Le critère décisif sera la vérifiabilité. Les utilisateurs, clients, régulateurs et chercheurs auront besoin de savoir non seulement ce que les modèles sont censés faire, mais aussi comment l’entreprise évalue les écarts. Cela implique des tests portant sur les tentatives de piratage, sur les demandes de manipulation, sur les scénarios de contournement et sur les erreurs susceptibles de créer une confiance injustifiée. Cela implique aussi de pouvoir mesurer les refus abusifs, qui peuvent pénaliser les usages légitimes, et les réponses dangereuses, qui peuvent faciliter des abus.
Dans un secteur marqué par une compétition technologique et commerciale intense, il sera difficile pour les entreprises de maintenir des limites crédibles si celles-ci sont perçues comme des freins face à des concurrents plus permissifs. C’est précisément pourquoi les règles communes, les obligations de transparence et les mécanismes de responsabilité comptent. Une entreprise peut annoncer des principes exigeants ; elle sera néanmoins confrontée à la pression des marchés, aux demandes de clients et aux attentes autour de nouvelles fonctionnalités. La cohérence entre les déclarations et les décisions de déploiement deviendra un indicateur central.
La formulation de Microsoft, rapportée par TechCrunch, a au moins le mérite de placer explicitement deux lignes rouges dans le débat : ne pas aider à compromettre des systèmes et ne pas chercher à tromper les personnes. Elle rappelle également que l’IA doit être conçue comme une assistance, non comme une autorité autonome dépourvue de supervision. Ces points ne constituent pas un consensus technique facile à mettre en œuvre ; ils dessinent plutôt un terrain sur lequel les fournisseurs devront rendre des comptes.
Pour la France et l’Europe, l’enjeu sera d’éviter deux écueils. Le premier serait de traiter les chartes d’entreprise comme des substituts suffisants à la régulation et au contrôle indépendant. Le second serait d’ignorer leur utilité concrète dans la conception quotidienne des produits. Les politiques internes peuvent modifier rapidement des comportements et orienter les investissements de sécurité. Elles deviennent réellement significatives lorsqu’elles sont confrontées à des audits, à des retours d’usage, à des obligations juridiques et à la possibilité d’être corrigées publiquement.

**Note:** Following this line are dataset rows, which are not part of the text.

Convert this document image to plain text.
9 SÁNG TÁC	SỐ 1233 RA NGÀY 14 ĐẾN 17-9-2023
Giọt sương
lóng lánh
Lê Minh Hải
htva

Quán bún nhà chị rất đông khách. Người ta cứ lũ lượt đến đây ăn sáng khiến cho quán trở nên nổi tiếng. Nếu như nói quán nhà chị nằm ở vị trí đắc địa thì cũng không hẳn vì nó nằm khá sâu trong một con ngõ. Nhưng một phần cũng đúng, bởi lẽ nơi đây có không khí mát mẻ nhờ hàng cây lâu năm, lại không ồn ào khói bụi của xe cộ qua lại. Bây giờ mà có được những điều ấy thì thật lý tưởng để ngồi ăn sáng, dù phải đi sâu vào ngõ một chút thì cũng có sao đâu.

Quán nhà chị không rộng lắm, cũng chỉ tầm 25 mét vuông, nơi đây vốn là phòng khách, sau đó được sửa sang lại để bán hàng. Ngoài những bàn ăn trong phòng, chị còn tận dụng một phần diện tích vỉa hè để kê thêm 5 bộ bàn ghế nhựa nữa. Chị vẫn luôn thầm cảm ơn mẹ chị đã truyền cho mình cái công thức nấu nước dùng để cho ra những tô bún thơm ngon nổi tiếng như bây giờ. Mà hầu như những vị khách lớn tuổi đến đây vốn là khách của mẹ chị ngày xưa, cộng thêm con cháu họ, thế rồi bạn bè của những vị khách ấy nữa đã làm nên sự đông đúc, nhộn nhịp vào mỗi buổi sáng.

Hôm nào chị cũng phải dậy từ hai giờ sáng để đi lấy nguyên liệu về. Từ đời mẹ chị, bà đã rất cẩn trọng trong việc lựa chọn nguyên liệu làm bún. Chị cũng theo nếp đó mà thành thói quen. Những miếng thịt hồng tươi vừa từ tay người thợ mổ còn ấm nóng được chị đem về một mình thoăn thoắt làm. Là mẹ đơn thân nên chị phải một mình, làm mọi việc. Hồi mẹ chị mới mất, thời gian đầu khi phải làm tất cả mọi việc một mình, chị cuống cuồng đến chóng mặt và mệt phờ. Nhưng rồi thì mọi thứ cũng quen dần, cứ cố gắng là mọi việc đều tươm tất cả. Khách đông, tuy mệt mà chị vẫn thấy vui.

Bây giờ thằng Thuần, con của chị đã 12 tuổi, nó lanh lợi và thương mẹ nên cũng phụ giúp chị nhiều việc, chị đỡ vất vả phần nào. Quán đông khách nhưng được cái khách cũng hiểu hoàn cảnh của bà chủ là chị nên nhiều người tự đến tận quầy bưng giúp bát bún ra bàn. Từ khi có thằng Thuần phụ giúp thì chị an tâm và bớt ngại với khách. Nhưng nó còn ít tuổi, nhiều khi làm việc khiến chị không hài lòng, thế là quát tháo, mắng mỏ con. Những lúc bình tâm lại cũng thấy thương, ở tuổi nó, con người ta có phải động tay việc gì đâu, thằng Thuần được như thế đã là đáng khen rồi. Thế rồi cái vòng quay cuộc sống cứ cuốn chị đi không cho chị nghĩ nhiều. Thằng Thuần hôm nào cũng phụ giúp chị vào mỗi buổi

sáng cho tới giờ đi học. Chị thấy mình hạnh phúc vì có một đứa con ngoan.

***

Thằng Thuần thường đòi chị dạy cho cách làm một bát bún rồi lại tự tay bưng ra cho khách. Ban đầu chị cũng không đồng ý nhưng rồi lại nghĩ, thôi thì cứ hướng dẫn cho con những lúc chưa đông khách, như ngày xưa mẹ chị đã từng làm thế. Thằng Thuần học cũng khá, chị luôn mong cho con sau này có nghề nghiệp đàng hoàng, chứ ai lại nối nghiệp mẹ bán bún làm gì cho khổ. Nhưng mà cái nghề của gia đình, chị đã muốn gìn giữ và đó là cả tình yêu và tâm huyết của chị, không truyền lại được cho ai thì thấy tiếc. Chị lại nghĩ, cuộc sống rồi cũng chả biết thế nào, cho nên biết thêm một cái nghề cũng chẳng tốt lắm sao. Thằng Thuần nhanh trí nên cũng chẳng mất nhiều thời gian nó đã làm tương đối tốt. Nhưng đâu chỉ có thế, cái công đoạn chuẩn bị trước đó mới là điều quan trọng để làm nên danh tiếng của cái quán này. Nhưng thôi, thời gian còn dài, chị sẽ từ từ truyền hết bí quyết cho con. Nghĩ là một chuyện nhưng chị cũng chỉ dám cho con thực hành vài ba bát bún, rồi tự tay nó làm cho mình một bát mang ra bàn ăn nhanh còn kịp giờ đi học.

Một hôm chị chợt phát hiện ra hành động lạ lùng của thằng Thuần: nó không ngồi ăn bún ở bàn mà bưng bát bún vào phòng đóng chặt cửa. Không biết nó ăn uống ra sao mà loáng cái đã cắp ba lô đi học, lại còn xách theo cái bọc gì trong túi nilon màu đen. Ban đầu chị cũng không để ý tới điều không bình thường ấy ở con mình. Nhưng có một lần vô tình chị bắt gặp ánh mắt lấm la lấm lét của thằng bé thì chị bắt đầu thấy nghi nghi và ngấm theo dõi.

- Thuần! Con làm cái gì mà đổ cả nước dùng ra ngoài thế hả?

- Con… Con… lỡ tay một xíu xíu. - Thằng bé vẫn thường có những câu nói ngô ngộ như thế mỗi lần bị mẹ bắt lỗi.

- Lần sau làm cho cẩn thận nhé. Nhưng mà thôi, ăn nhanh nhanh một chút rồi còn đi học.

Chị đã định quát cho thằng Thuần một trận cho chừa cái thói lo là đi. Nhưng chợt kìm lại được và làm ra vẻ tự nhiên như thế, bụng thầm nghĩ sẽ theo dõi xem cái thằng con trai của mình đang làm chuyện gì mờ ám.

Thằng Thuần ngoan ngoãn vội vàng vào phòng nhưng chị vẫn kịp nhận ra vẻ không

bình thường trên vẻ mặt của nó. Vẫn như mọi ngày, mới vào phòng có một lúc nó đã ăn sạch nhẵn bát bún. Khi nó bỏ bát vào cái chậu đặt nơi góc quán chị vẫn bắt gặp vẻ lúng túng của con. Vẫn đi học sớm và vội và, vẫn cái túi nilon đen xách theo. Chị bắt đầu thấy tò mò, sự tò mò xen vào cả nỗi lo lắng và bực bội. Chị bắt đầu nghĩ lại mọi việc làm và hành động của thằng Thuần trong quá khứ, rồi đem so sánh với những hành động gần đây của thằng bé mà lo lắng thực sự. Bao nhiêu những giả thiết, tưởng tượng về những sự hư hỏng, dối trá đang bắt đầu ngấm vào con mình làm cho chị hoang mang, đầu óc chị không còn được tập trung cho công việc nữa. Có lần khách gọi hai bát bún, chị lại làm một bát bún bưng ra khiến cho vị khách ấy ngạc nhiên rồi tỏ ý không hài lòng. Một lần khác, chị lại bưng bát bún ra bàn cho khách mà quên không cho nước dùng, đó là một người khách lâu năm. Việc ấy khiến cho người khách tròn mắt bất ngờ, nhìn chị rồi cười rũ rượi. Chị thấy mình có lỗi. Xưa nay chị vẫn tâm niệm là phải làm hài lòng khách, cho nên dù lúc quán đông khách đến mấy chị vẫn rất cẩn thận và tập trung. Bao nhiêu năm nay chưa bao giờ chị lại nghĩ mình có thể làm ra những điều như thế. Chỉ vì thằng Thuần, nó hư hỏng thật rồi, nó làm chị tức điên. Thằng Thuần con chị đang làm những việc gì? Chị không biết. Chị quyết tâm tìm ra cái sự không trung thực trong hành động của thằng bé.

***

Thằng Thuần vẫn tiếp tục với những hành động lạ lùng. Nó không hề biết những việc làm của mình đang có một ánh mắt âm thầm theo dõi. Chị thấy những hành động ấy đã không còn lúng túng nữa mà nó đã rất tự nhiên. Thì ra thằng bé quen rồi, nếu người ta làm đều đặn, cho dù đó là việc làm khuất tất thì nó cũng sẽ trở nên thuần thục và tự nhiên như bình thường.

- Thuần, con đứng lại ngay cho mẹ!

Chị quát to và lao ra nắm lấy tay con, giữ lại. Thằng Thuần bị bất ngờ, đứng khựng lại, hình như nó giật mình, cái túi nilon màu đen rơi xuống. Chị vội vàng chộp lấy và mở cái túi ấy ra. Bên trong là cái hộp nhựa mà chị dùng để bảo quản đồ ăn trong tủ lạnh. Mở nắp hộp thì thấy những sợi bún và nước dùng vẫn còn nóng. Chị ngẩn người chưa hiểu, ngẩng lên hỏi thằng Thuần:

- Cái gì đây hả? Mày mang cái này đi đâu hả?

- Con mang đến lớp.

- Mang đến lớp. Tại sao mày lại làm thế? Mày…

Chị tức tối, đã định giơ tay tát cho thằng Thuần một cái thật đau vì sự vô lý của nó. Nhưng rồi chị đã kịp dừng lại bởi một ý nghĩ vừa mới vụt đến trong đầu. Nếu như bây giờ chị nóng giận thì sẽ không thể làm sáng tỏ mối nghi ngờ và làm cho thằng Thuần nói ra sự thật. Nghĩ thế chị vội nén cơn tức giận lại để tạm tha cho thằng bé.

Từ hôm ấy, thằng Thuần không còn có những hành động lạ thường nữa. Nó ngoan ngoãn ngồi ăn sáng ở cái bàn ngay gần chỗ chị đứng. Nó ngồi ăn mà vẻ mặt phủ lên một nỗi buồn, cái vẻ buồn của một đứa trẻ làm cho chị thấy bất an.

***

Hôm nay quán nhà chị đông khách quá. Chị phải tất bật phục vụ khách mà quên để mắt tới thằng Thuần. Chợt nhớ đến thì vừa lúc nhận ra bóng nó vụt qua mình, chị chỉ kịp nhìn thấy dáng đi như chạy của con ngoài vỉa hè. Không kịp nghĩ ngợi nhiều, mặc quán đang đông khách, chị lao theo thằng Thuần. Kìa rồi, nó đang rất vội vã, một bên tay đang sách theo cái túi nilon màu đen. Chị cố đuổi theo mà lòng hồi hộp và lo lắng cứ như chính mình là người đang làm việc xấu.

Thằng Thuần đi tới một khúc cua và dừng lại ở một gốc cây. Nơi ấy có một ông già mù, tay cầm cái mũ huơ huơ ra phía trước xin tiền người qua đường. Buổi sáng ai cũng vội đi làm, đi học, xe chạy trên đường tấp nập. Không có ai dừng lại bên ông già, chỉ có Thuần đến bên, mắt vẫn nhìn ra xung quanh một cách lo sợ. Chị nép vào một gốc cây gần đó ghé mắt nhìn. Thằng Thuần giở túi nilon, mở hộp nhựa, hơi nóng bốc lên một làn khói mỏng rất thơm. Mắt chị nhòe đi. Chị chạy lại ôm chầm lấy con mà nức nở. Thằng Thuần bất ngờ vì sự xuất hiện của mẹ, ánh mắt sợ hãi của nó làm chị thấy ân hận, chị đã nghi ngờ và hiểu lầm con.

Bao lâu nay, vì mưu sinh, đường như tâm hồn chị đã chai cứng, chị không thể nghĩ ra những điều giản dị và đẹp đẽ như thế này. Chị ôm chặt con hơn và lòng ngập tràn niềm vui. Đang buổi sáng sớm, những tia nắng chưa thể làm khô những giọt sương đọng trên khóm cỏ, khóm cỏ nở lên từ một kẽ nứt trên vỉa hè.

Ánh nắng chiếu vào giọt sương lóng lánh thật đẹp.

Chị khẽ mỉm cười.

Le débat sur un éventuel ralentissement du développement des IA avancées ne sera donc pas tranché par la seule publication de principes. Il continuera de porter sur la vitesse de déploiement, le niveau d’autonomie accordé aux systèmes, la préparation des institutions et la répartition des responsabilités lorsqu’une IA échoue. Dans cette perspective, le code de conduite de Microsoft vaut moins comme point final que comme test : celui de la capacité des grands fournisseurs à prouver que les limites affichées résistent à l’augmentation des capacités, à la complexité des usages et à la pression concurrentielle.
Commentaires· 3 commentaires
Concrètement, comment Microsoft compte-t-il faire respecter ce code de conduite une fois les modèles accessibles aux entreprises ou intégrés dans des produits tiers ? Est-ce surtout une règle contractuelle, ou y a-t-il aussi des contrôles techniques prévus ?
Le résumé indique surtout la publication d'un code de conduite, sans détailler les mécanismes d'application. Il faudrait consulter le texte complet de Microsoft pour savoir s'il prévoit des clauses contractuelles, des garde-fous techniques ou des procédures de contrôle.
La question est importante, car une interdiction de principe n'a pas le même effet selon qu'elle s'accompagne de restrictions d'accès, de surveillance des usages ou de sanctions. À ce stade, on peut seulement comprendre que le code vise notamment le piratage et la manipulation, pas comment ces interdictions seront vérifiées.